US interrogators of terrorist suspects were instructed to destroy handwritten notes that might have exposed harsh or even illegal questioning methods at Guantanamo Bay, Cuba, a lawyer for one of the prisoners said.
Navy Lieutenant Commander Bill Kuebler said in a statement sent to reporters on Sunday he considers the notes crucial to the defence of his client, Canadian Omar Khadr, during his upcoming murder trial by a special military tribunal at the US naval base.
Kuebler said the instructions were handed down to interrogators from the United States Department of Defence as part of a standard operating procedure or "SOP" directive that he obtained from prosecutors last week.
If they were carried out, US interrogators may have "routinely destroyed evidence" that might have been used to defend the Khadr and other prisoners, Kuebler charged.

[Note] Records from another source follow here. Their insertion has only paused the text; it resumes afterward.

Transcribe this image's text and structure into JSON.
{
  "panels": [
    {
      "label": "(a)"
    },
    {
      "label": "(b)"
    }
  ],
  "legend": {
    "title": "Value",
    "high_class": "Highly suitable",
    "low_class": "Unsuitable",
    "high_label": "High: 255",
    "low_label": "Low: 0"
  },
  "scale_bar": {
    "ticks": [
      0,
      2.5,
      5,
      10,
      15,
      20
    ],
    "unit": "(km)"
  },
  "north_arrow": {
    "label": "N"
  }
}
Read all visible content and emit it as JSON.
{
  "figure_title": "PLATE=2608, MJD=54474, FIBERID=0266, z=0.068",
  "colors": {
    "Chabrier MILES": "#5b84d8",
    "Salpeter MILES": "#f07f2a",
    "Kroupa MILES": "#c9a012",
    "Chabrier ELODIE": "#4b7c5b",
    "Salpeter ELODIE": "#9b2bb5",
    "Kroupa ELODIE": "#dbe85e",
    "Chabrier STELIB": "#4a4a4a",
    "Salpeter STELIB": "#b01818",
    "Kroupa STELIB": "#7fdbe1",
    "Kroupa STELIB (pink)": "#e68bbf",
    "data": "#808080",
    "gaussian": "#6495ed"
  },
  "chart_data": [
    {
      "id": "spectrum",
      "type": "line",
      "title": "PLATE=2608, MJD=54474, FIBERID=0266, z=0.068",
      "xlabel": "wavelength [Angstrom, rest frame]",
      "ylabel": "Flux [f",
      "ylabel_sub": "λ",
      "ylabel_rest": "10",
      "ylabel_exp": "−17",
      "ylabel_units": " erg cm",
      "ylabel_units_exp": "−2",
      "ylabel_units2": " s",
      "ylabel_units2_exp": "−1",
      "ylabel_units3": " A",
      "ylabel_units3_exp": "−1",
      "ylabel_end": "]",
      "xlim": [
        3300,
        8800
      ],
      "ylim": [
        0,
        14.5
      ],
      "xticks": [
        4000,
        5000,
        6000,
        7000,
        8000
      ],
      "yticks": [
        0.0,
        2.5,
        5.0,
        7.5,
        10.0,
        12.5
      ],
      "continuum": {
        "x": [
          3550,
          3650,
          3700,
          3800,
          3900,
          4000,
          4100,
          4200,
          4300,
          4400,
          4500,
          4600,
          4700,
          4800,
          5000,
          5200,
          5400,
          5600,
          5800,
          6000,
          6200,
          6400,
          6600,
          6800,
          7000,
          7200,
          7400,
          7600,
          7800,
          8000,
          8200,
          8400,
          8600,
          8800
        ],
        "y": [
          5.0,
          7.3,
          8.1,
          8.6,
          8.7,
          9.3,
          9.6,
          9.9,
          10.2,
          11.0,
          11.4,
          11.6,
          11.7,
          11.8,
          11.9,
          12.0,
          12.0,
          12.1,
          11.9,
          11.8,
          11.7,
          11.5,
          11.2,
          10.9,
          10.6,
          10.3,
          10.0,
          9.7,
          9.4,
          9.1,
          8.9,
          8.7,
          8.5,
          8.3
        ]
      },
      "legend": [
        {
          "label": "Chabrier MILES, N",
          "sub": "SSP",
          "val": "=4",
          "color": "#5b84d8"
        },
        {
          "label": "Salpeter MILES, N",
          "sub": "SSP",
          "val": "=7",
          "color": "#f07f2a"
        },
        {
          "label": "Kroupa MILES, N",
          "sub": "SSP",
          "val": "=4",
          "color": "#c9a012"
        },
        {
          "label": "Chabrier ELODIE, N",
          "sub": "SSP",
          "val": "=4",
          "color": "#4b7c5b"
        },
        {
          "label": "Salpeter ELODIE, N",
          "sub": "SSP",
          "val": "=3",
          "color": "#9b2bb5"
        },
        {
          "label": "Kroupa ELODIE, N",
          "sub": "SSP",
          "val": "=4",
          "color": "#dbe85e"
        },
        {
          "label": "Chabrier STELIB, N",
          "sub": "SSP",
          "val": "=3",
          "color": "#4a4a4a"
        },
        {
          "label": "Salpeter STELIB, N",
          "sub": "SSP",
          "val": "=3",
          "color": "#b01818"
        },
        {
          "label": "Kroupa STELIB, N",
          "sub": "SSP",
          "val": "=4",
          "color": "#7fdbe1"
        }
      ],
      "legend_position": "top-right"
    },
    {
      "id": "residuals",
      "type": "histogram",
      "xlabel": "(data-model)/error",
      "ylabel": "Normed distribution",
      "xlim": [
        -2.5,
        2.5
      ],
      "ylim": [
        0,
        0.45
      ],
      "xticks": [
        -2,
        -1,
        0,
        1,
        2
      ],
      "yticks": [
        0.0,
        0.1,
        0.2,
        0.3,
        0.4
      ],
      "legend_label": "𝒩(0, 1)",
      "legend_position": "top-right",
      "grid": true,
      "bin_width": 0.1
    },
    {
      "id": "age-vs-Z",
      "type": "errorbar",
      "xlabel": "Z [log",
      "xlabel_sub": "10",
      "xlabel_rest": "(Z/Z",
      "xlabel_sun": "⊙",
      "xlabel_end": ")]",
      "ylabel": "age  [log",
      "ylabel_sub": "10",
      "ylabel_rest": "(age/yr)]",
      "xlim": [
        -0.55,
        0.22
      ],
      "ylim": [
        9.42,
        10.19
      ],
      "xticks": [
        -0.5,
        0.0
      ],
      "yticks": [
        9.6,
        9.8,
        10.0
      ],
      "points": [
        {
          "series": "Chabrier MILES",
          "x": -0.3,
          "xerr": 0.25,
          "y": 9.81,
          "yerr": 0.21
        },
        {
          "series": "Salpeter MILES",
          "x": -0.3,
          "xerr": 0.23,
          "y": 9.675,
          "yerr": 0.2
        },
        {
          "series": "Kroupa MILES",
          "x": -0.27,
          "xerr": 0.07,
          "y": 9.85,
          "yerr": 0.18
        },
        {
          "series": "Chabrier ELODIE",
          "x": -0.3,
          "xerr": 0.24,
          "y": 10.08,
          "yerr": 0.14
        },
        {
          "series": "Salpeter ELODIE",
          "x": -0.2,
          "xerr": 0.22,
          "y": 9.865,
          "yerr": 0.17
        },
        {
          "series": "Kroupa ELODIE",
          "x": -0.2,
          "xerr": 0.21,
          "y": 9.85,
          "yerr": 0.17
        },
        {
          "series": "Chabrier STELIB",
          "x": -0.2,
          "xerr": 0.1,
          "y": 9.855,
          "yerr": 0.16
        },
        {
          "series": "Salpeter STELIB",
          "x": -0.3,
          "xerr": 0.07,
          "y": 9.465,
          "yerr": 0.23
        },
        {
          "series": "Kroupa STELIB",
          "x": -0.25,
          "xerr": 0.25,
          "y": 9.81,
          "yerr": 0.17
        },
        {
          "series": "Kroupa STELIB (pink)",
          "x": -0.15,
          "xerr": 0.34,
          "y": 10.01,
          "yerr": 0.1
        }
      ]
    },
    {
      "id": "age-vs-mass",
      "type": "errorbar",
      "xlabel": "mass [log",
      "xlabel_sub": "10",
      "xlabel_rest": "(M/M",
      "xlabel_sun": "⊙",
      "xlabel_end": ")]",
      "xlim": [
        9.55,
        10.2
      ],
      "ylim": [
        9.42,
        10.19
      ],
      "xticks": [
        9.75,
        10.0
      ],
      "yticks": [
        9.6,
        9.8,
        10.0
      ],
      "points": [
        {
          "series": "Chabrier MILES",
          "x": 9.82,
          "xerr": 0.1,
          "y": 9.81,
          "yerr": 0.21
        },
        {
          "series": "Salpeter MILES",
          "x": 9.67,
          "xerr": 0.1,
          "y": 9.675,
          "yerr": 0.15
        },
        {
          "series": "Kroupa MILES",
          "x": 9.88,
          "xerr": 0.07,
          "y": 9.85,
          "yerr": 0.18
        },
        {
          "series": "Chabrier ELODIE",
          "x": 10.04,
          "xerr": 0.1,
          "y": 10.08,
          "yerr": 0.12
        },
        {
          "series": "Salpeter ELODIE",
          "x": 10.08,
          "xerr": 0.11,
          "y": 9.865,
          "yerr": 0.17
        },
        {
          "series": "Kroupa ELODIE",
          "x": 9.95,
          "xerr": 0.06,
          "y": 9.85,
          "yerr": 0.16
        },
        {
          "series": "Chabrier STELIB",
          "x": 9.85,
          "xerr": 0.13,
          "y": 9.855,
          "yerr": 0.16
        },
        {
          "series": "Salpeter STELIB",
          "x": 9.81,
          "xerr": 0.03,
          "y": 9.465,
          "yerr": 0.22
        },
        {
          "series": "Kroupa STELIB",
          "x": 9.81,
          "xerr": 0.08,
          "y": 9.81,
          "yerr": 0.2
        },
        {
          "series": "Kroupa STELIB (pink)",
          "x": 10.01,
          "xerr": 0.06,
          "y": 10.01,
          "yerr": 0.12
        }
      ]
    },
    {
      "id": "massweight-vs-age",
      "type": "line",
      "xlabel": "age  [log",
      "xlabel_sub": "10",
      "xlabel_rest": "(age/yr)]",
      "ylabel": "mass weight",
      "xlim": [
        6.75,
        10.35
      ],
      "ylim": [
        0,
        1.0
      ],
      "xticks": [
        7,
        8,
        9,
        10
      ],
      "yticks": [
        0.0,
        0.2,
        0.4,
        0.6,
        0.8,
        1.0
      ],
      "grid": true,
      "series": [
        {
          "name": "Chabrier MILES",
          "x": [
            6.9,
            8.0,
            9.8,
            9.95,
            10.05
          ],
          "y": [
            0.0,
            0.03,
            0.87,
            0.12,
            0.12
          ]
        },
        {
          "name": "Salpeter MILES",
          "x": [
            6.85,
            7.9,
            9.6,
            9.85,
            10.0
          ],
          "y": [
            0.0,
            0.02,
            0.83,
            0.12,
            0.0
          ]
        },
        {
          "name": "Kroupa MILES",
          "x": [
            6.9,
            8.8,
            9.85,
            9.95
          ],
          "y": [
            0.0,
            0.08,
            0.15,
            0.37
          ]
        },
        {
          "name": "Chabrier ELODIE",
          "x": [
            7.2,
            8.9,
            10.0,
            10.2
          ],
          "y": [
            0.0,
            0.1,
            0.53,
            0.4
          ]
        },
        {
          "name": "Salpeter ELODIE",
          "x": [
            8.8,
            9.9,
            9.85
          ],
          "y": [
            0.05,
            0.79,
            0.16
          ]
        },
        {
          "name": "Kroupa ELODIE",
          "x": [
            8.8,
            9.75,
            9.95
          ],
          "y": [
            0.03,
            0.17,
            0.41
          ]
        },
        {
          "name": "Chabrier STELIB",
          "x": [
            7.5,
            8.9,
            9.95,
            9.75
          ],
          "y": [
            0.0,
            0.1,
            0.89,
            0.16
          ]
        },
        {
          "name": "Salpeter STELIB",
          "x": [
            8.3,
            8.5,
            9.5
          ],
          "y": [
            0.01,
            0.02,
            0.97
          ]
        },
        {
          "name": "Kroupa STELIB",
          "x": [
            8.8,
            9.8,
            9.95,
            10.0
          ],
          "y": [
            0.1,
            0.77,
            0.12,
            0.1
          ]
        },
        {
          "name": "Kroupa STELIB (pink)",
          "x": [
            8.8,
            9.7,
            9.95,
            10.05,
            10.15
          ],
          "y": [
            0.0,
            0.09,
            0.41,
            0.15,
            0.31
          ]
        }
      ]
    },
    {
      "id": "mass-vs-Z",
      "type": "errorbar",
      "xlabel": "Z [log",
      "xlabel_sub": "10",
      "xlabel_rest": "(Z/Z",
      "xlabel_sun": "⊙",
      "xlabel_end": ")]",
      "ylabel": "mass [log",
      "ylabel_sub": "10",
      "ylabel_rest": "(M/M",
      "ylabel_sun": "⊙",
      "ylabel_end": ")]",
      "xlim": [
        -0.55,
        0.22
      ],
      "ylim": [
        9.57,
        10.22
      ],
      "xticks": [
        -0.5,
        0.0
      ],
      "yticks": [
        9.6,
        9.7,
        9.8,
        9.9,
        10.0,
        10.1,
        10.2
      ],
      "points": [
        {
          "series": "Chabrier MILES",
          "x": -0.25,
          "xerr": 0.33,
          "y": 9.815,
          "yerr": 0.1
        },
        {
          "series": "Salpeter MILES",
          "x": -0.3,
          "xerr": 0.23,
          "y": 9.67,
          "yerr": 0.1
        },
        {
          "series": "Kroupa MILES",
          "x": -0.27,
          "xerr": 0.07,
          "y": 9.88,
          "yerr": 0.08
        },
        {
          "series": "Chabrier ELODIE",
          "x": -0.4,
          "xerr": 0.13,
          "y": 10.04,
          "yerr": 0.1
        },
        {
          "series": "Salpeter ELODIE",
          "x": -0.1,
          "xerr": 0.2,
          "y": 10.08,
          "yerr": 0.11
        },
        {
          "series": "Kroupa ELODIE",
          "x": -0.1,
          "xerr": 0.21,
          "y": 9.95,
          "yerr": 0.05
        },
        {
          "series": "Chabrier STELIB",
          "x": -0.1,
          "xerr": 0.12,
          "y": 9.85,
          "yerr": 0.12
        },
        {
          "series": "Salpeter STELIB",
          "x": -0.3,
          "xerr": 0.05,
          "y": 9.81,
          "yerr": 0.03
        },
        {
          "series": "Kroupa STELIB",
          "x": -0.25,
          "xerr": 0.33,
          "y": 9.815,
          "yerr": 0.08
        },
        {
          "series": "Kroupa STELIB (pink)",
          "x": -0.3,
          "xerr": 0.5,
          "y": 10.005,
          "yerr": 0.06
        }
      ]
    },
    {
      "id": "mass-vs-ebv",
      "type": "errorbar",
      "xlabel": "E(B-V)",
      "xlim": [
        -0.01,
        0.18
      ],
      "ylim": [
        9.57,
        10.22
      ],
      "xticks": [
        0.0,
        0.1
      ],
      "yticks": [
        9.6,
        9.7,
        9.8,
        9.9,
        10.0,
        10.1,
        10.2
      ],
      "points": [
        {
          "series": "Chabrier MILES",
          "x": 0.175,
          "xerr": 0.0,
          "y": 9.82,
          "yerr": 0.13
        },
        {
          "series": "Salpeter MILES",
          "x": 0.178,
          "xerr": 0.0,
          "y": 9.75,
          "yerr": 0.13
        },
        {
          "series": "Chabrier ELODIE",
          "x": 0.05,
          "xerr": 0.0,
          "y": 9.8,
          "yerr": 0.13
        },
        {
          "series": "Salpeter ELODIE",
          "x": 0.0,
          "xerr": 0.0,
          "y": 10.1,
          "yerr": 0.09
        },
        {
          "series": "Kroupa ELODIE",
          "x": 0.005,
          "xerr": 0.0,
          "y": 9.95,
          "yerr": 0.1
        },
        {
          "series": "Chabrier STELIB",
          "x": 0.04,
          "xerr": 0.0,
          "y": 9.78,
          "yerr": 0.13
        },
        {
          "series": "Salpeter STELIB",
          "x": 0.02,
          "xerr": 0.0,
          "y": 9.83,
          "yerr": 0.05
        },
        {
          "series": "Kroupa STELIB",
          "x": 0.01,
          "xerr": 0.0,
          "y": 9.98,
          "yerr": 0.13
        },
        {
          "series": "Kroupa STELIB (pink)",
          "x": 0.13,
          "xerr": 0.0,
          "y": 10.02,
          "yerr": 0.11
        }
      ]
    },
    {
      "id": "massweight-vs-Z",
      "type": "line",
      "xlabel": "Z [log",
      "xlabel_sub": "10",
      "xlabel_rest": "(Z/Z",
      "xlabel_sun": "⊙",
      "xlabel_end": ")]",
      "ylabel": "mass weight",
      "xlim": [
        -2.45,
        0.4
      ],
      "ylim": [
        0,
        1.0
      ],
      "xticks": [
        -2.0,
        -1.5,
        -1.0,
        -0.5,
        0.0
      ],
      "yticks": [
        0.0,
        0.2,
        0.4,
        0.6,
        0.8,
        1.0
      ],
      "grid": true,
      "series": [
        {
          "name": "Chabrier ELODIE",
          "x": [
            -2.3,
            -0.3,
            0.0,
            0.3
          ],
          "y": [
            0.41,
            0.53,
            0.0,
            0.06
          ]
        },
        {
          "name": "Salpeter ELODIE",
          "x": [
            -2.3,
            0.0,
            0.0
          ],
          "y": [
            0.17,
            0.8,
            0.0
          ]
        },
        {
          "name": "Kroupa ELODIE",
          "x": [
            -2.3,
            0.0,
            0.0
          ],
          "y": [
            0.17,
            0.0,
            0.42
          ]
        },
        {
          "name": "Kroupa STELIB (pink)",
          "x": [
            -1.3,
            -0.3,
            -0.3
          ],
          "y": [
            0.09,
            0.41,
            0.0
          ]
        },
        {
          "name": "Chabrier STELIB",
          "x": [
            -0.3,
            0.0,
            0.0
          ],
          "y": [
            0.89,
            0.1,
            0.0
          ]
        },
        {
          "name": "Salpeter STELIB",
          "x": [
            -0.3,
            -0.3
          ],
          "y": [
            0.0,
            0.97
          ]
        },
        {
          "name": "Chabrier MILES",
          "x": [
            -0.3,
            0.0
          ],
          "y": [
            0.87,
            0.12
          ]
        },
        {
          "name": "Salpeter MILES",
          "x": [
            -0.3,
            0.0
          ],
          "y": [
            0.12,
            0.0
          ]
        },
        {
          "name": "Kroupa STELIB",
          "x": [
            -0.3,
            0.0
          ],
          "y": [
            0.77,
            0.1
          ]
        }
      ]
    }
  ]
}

"If handwritten notes were destroyed in accordance with the SOP, the government intentionally deprived Omar's lawyers of key evidence with which to challenge the reliability" of alleged confessions made to military interrogators, Kuebler said.
He cited in particular one passage of the directive to military interrogators stating that "this mission has legal and political issues that may lead to interrogators being called to testify."
"Keeping the number of documents with interrogation information to a minimum can minimise certain legal issues," the policy statement said, according to Kuebler.
Khadr, 21, a Canadian, is the youngest prisoner held at Guantanamo Bay, Cuba.
The son of a suspected al-Qaeda financier, he is accused of being an enemy combatant in Afghanistan, where he was arrested as a 15-year-old in 2002 on suspicion of links to al-Qaeda and of killing a US soldier.
Since then, Khadr has been held at the US naval base at Guantanamo Bay, and faces an upcoming US military commission on terrorism charges.
The controversial military tribunals were established by US President George Bush at the end of 2001 to deal with "war on terror" suspects.